1. In I Nr. 29.2 des aktuellen Streitwertkatalogs ist für die Erteilung oder Berichtigung eines qualifizierten Zeugnisses die Festsetzung eines Streitwerts von einem Monatsgehalt empfohlen und zwar „unabhängig von Art und Inhalt eines Berichtigungsverlangens, auch bei kurzem Arbeitsverhältnis“. Streitgegenstand des Zeugnisberichtigungsanspruchs ist ebenso wie beim Anspruch auf Zeugniserteilung, ob der Arbeitgeber den Zeugnisanspruch ordnungsgemäß erfüllt hat. Nur in diesem Fall erlischt der Anspruch (BAG 15.11.2011 – 9 AZR 386/10, Rn 9).
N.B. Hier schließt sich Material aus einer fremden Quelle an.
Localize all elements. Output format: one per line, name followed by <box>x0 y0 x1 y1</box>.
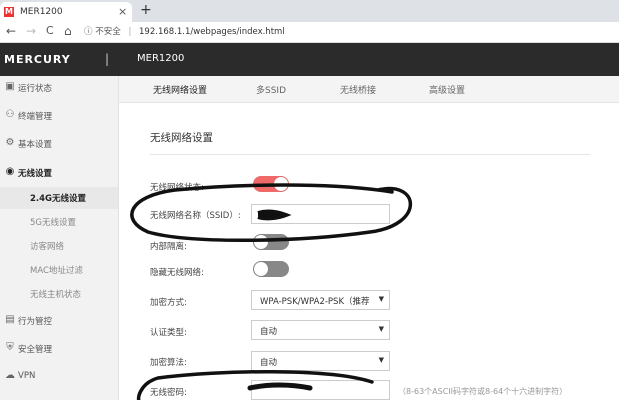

Deshalb hält es die erkennende Kammer für richtig, wie im Streitwertkatalog vorgeschlagen, den Anspruch auf Erteilung und den Anspruch auf Berichtigung eines Zeugnisses gleich zu bewerten und zwar unabhängig von der jeweils im Einzelfall beantragten Berichtigung (Meier/Oberthür, Gebühren, Streitwerte und Rechtsschutzversicherung im Arbeitsrecht, 4. Aufl., Rn 233). Die Höhe ist mit einem Monatsgehalt nach der ständigen Rechtsprechung des LAG Nürnberg gem. § 48 GKG iVm § 3 ZPO richtig in typisierender Betrachtungsweise (Meier/Oberthür, a.a.O, Rn 230, Schwab/Weth, ArbGG, 5. Aufl., § 12 ArbGG, Rn 314) und in Übereinstimmung mit dem aktuellen Streitwertkatalog ermittelt.
2. Die Bewertung mit einem Monatsgehalt für Erteilung und Berichtigung ist jedoch nicht kumulativ zu verstehen dahin, dass die Erteilung und anschließende Berichtigung im Zeugnisrechtstreit gesondert zu bewerten wären. Denn soweit ein Zeugnisrechtsstreit, sei er isoliert oder als Teilbegehren bei objektiver Klagehäufung geführt, durch Vergleich über die Erteilung des Zeugnisses, deren Modalitäten und zugleich wesentliche inhaltliche Fragen beigelegt wird, treffen die Parteien eine Regelung über den bzw. einen Streitgegenstand des Verfahrens. Denn der Zeugniserteilungsanspruch als solcher und ein Zeugnisberichtigungsanspruch bzw. eine darüber vereinbarte Zeugnisgestaltungsregelung betreffen den Zeugnisanspruch aus § 109 Abs. 1 S. 3 GewO und dessen Erfüllung. Ein neben dem Erfüllungsanspruch bestehender gesonderter Berichtigungsanspruch ist dem Gesetz fremd (BAG 15.11.2011 – 9 AZR 386/10 Rn 9, TZA/Ziemann, Streitwert und Kosten im Arbeitsrecht, Teil 1 A Rn 604 m.w.N.). Vielmehr erfüllt ein mit inhaltlichen Mängeln behaftetes Zeugnis den Zeugnisanspruch als solchen bereits nicht (ErfK/Müller-Glöge, 20. Auflage 2020, § 109 GewO Rn 67 m.w.N.). Ein Prozessvergleich, der einen auf Erteilung eines qualifizierten Arbeitszeugnisses gerichteten Klageantrag durch Begründung einer titulierten Erteilungsverpflichtung nebst Festlegung inhaltlicher Maßgaben insoweit erledigt, betrifft danach allein den Streitgegenstand des Zeugnisbegehrens selbst und geht nicht darüber hinaus. Für die Annahme eines Vergleichsmehrwertes ist unter diesen Voraussetzungen, wie vom Arbeitsgericht zutreffend erkannt, kein Raum. Der gesamte Zeugniskomplex ist in dieser Konstellation vielmehr mit der Festsetzung eines Streitwerts in Höhe eines Bruttomonatseinkommens ausreichend und umfassend bewertet (LAG Hamm 02.04.2019 – 8 Ta 396/18 – Rn 14 juris; LAG Hessen 20.11.2018 – 2 Ta 66/18 – juris, in diesem Sinne auch LAG Nürnberg, 30.10.2020 – 2 Ta 123/20 Rn 20 – juris).
C.
Die Entscheidung konnte ohne mündliche Verhandlung durch den Vorsitzenden alleine ergehen, § 78 Satz 3 ArbGG.
Für eine Kostenentscheidung bestand kein Anlass, da das Beschwerdeverfahren gebührenfrei ist und eine Kostenerstattung nicht stattfindet, § 68 Abs. 3 GKG.